Il caso che presento riguarda una consulenza
psicoterapeutica individuale al Centro di Salute Mentale di Anzio.
1. Il primo colloquio con Corrado
Incontro Corrado, per la prima volta, entro la cornice di
un colloquio finalizzato alla somministrazione di un MMPI. Si tratta di un
invio “interno” al Servizio. La psichiatra con cui l’uomo è in rapporto da
circa un anno, mi chiede un ulteriore accertamento diagnostico, nell’ipotesi
condivisa con lo stesso Corrado di certificarne l’inabilità al lavoro. La
cartella clinica che consulto prima del colloquio fa riferimento ad una
depressione maggiore e ad un disturbo paranoide della personalità.
Ci presentiamo e ci orientiamo su
tempi e obiettivi del colloquio. La psichiatra gli ha detto di me,
prospettandogli i motivi dell’incontro odierno.

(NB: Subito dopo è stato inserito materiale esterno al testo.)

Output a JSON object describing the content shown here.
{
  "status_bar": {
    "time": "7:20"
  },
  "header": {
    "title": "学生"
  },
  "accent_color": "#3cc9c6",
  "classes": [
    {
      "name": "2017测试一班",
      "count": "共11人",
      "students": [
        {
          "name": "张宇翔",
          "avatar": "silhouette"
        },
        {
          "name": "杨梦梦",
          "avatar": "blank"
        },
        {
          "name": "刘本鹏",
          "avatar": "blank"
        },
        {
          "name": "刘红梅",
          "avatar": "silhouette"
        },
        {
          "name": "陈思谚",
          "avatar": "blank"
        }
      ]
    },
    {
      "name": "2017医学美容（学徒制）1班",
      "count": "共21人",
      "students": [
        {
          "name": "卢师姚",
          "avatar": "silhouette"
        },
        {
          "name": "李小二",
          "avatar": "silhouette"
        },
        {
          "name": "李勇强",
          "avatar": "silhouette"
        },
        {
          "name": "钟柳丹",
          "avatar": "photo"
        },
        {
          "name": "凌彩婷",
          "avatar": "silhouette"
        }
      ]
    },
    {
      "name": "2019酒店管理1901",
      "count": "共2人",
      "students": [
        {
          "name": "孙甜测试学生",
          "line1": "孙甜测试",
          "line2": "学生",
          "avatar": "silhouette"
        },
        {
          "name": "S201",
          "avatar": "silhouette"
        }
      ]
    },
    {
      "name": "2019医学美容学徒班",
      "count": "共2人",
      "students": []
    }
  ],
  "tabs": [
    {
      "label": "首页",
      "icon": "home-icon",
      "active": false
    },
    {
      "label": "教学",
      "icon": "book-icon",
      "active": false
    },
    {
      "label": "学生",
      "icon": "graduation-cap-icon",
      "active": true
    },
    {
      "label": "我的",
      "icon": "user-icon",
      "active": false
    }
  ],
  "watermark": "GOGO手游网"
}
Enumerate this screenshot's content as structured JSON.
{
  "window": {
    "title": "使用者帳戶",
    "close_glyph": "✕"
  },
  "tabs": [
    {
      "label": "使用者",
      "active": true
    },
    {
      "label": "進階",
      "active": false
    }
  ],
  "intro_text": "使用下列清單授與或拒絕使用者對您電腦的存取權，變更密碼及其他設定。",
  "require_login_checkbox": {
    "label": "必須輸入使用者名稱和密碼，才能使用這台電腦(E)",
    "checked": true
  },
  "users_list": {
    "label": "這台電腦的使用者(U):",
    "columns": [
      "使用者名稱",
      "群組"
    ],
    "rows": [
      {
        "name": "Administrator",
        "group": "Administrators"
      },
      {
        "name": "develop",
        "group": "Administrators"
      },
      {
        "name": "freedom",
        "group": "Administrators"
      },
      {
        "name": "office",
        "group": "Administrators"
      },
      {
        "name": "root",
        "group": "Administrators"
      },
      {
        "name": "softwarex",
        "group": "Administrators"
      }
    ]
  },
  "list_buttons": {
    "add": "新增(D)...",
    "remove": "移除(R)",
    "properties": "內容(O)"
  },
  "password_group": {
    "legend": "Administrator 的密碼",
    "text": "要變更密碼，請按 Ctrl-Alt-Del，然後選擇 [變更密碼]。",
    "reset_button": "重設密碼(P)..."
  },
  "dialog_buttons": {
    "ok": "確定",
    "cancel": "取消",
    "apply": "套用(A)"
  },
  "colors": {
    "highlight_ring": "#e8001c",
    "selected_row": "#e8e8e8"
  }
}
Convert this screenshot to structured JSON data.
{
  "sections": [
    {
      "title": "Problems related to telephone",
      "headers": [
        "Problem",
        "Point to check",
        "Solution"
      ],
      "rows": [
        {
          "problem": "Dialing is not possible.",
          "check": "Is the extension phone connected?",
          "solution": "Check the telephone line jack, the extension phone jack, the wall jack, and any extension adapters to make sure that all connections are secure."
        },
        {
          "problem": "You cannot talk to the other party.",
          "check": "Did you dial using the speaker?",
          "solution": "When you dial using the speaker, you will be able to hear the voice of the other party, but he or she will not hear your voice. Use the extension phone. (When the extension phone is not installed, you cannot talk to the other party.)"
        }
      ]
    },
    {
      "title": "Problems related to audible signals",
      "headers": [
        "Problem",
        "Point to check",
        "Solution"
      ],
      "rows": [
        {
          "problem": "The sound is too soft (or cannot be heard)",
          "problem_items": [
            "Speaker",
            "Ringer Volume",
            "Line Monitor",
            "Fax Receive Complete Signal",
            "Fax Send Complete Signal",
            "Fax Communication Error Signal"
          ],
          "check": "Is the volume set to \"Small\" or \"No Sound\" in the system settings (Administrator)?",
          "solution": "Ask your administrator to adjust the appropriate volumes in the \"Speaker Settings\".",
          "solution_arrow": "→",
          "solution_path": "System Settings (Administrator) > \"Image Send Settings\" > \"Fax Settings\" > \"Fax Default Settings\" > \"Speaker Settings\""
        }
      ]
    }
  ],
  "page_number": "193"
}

Gli chiedo che idea si sia fatto
di questa certificazione. A quali problemi pensa che possa rispondere, ad
esempio.
Corrado, barba incolta, tuta da
ginnastica, capelli arruffati e aria stropicciata di chi è passato da un letto
al CSM senza soluzione di continuità (sono le 14.30), inizia a parlare.
Ha smesso di lavorare circa dieci anni fa, appena passati
i quaranta (oggi ne ha 52). Faceva ed in passato ha sempre fatto il
rappresentante di tessuti per tendaggi. Per conto di vari committenti-fornitori
si recava presso esercizi che a loro volta vendevano al pubblico. Gradualmente,
tra enormi difficoltà mi dice, era riuscito ad allacciare rapporti duraturi con
alcuni clienti-negozianti. Ma è sempre vissuto in una condizione di
semi-indigenza, isolato nella quotidianità e pervaso da un senso di crescente
inutilità. Ha quindi stabilito un legame di dipendenza rispetto a quelle esigue
relazioni di lavoro, comunque poco produttive sul piano di un ritorno
economico.
Nel corso degli anni i problemi
sono aumentati. Oggi, aggiunge, nessuno è più disposto ad acquistare tessuti
pregiati. La crisi economica, nella sua esperienza, ha radici ben più lontane
nel tempo. Ha quindi agìto un lungo addio, continuando a pagare le tasse pur
avendo già smesso di lavorare da qualche anno, forse nell’intuizione che la
perdita definitiva di quell’unico appiglio di realtà, seppur ormai dissimulato,
lo avrebbe privato di un’identità, del sentirsi nella categoria o nella classe,
per dirla alla Matte Blanco, degli adulti-lavoratori.
Si ritrova in quel che
ipotizziamo, al che provo ad aprire sui nessi tra quell’interruzione (vecchia
ormai di dieci anni) e l’immobilismo successivo. Nessun desiderio di
ricominciare, di riorganizzarsi, di cambiare lavoro?
Fa resistenza su questo, tende a
liquidare la questione, al che mi viene in mente di approfondire il rapporto
tra l’importanza del suo lavoro in termini di sopravvivenza/sostentamento e la
relativa commistione di piacevolezza/spiacevolezza che mi sembrava gli
attribuisse.
Corrado torna a produrre parole,
stavolta con una maggiore fluidità ed emozioni meno addomesticate. Fino a quel
momento il suo eloquio mi arrivava come qualcosa di meccanico, lento e
cantilenante, seppur stilisticamente colto e ricercato.
No, non gli è mai piaciuto fare quel
lavoro. Un ambiente, a suo dire, traboccante di opportunisti e colleghi senza
scrupoli, pronti a prevaricarti pur mostrandosi amici. Uno troppo buono
come lui si è sempre sentito un pesce fuor d’acqua nei confronti di un contesto
infestato da squali. Oggi la sua vita si trascina stancamente, non si sente più
in grado di reggere l’impegno di un lavoro. La pensione sociale gli
consentirebbe quantomeno di sopravvivere.
Nel disordine di un tempo ormai
privo di stimoli si limita a subire un significativo sfasamento del ritmo
circadiano. Mentre Corrado parla del suo confondere il giorno con la notte, dei
lunghi monologhi interiori nel silenzio circostante della solitudine, mi
vengono alla mente immagini, citazioni, aforismi che intrecciano
simmetricamente il tempo, l’uomo ed il nulla, da Friedrich Nietzsche (Quando
guardi a lungo nell’abisso anche l’abisso finisce per guardarti dentro) al
Nosferatu cinematografico di Herzog [1].